Baker received degrees in English from Central Missouri State University before earning a PhD in English from the University of Utah in 1983.
His first collection of poems, Laws of the Land, was published by Ahsahta/Boise State University in 1981, followed by Haunts (Cleveland State University) in 1985. Since then, Baker has published several collections of poetry, including Scavenger Loop (W. W. Norton, 2015); Never-Ending Birds (W. W. Norton, 2009); Treatise on Touch: Selected Poems (Arc Publications, 2007); Midwest Eclogue (W. W. Norton, 2005); Changeable Thunder (University of Arkansas, 2001); The Truth about Small Towns (University of Arkansas Press, 1998); After the Reunion (University of Arkansas Press, 1994); Sweet Home, Saturday Night (University of Arkansas Press, 1991); and Swift: New and Selected Poems (W. W. Norton, 2019).
Baker is also the author of three books of criticism: Radiant Lyre: Essays on Lyric Poetry (Graywolf, 2007), Heresy and the Ideal: On Contemporary Poetry (University of Arkansas, 2000), and Meter in English: A Critical Engagement (1996).

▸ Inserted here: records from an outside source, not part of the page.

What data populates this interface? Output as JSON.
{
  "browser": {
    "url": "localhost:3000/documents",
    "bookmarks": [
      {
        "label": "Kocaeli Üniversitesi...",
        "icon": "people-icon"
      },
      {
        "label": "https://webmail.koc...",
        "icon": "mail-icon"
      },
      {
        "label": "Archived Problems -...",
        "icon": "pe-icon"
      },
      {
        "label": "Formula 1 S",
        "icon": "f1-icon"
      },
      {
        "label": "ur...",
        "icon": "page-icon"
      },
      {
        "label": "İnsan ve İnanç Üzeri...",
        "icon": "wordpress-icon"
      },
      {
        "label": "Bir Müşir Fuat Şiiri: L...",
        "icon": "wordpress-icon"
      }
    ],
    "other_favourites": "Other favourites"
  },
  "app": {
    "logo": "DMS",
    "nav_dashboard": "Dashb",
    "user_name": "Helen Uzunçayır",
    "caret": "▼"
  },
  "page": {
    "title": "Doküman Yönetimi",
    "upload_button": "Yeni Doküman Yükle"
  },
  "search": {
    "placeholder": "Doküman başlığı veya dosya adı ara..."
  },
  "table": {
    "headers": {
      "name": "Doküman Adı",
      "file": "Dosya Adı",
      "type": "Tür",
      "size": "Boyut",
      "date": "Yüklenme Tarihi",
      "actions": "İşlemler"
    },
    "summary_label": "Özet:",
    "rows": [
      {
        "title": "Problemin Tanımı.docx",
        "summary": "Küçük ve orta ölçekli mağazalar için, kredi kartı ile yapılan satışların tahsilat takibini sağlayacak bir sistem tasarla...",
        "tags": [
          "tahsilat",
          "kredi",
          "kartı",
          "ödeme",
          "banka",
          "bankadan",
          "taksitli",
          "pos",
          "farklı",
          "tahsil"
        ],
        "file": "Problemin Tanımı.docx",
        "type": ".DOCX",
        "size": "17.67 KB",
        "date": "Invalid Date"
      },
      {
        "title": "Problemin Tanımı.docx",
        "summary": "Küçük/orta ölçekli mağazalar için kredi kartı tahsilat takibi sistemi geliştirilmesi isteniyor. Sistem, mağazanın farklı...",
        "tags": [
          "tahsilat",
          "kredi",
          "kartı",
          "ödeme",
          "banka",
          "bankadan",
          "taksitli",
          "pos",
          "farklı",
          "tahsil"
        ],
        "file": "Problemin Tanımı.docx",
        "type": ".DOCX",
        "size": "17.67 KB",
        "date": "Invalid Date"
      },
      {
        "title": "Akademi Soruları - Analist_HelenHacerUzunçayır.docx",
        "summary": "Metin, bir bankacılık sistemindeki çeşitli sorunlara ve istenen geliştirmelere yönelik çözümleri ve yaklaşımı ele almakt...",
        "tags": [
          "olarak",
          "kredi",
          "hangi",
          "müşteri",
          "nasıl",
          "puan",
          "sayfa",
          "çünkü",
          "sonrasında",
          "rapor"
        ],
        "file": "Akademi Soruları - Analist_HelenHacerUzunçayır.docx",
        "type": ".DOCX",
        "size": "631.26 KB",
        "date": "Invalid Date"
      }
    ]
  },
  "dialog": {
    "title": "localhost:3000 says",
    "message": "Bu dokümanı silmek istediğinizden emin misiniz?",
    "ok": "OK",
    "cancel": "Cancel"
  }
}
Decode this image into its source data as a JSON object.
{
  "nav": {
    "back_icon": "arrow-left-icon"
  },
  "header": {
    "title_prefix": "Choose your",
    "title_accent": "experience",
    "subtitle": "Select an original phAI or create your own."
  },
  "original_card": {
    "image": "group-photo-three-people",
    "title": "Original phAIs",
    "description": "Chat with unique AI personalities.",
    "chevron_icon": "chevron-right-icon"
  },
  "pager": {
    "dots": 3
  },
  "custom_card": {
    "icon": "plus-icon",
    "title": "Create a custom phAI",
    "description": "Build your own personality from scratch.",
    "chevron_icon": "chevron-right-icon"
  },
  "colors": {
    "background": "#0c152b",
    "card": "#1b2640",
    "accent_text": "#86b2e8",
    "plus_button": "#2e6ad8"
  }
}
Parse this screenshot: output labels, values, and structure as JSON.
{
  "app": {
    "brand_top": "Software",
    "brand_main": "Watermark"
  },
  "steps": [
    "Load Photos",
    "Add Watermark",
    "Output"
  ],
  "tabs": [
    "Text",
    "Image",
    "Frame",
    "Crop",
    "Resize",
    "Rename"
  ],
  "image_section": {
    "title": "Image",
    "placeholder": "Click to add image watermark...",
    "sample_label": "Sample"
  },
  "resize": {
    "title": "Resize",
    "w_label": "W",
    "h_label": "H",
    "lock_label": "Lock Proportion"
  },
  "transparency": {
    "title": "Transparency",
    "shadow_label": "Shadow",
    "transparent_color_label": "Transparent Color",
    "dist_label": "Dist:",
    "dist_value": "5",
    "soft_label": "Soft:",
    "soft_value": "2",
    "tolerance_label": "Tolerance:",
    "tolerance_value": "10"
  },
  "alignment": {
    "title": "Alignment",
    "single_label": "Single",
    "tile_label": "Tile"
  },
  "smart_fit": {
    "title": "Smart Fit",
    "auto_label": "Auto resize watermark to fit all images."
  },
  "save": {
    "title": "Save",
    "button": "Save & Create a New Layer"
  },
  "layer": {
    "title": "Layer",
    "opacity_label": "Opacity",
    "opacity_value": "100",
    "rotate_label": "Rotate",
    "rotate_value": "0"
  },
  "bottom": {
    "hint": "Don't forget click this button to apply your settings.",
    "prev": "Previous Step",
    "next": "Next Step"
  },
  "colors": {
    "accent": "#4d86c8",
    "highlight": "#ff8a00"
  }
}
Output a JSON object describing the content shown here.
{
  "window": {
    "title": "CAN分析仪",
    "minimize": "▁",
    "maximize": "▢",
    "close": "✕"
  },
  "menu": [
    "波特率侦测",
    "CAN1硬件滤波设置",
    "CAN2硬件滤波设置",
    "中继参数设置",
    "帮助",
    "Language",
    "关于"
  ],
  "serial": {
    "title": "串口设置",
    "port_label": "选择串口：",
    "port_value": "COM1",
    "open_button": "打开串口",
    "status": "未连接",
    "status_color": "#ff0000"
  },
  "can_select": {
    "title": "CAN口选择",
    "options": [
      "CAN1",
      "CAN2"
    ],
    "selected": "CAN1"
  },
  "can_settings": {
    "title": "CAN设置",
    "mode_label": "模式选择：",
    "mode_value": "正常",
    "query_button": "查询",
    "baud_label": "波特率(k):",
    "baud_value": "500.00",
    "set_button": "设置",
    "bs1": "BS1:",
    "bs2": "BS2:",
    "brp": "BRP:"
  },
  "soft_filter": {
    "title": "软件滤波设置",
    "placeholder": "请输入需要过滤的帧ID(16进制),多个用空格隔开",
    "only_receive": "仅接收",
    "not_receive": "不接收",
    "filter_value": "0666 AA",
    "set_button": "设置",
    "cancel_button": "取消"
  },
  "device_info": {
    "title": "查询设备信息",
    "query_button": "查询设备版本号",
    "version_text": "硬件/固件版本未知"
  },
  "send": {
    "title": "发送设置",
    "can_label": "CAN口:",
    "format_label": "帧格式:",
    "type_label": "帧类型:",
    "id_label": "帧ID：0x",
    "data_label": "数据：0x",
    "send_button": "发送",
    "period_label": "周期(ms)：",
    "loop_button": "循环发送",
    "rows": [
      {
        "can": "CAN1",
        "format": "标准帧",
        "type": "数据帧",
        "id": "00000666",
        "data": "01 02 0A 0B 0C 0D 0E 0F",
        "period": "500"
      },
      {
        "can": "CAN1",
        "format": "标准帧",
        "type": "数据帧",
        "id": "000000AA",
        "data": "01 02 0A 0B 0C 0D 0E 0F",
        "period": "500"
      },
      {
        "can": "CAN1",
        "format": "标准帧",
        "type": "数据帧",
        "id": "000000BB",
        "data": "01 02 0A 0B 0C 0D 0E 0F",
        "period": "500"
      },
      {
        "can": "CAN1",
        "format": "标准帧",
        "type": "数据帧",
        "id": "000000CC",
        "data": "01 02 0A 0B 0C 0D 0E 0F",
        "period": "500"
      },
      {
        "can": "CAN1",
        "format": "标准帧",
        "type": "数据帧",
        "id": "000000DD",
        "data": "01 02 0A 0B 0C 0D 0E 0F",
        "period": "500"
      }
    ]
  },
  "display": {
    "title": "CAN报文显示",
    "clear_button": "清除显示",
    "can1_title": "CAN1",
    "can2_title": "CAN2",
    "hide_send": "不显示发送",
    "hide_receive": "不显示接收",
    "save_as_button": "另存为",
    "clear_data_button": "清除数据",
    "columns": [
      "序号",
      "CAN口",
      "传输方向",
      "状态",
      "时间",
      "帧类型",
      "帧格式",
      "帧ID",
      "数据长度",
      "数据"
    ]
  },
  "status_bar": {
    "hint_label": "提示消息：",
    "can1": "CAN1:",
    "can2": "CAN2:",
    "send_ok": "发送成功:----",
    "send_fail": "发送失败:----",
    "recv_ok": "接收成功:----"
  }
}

About Baker, the poet Linda Gregerson says, “[He] writes with the distilled, distinguished attentiveness only the finest poets can reliably command,” and Marilyn Hacker has called him “the most expansive and moving poet to come out of the American Midwest since James Wright.”
Among Baker’s awards are fellowships and prizes from the John Simon Guggenheim Memorial Foundation, the National Endowment for the Arts, Ohio Arts Council, the Poetry Society of America, Society of Midland Authors, and the Pushcart Foundation.
A resident of Granville, Ohio, he is currently a professor of English and the Thomas B. Fordham Chair of Creative Writing at Denison University, where he serves as poetry editor of The Kenyon Review.